L’étude de la structure globale des hybrides confirme cependant que les complexes insérés dans l’hème oxygénase (à droite figure 137) sont plus exposés au milieu extérieur que ceux insérés dans la myoglobine (à gauche figure 137). En effet la cavité de l’hème oxygénase est plus ouverte que celle de la myoglobine comme on peut le voir sur la figure 137 via une représentation de la surface des protéines, permettant de mettre en avant la poche dans laquelle le complexe est inséré. Nous avons choisi de présenter les hybrides avec la cobaloxime [Co(dmgBF2)2(H2O)2] mais cette différence est également valable pour les deux autres types

Figure 137. Représentation graphique obtenue par docking de la surface des protéines (la myoglobine de cachalot à gauche et l’hème oxygénase 1 de Rat à droite) dans laquelle est insérée la cobaloxime [Co(dmgBF2)2(H2O)2].

Le point majeur de cette étude est l’identification de l’histidine coordinée au cobalt pour les hybrides basés sur la myoglobine de cachalot comme enveloppe protéique.

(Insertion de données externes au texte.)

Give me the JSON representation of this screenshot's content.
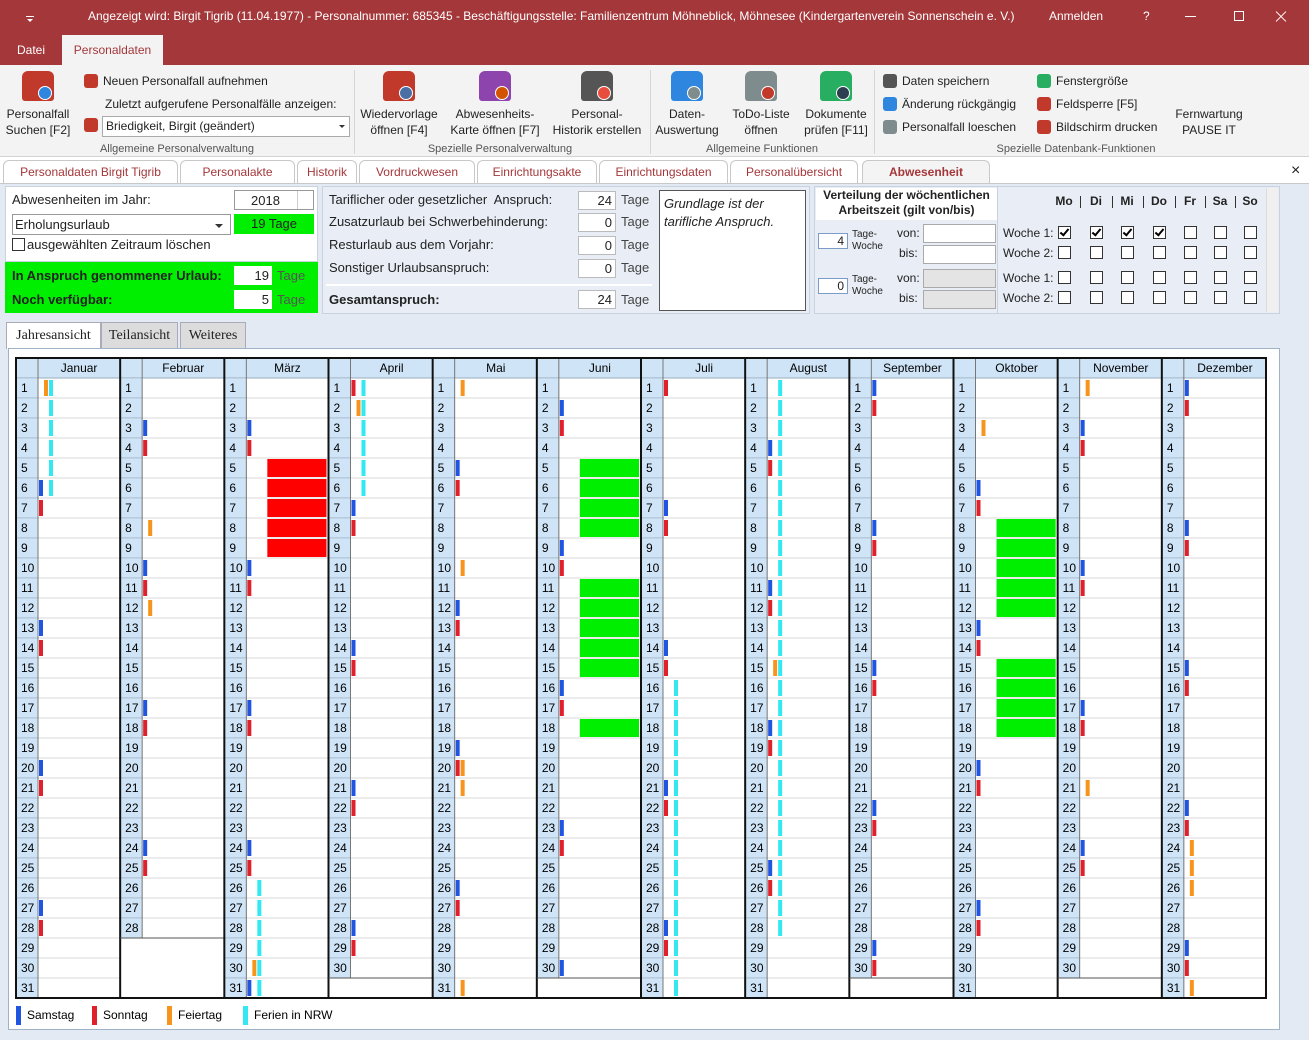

Cette étude vient donc appuyer clairement le fait que les complexes de cobalt se positionnent au même endroit que l’hème dans la protéine.

Nous avons présenté dans ce chapitre les résultats ayant apporté des informations sur les hybrides entre la myoglobine ou l’hème oxygénase et des complexes de cobalt. Deux méthodes souvent utilisées pour caractériser des systèmes hybrides protéine-complexe inorganique ont également été testées mais sans donner pour l’instant de résultats concluants.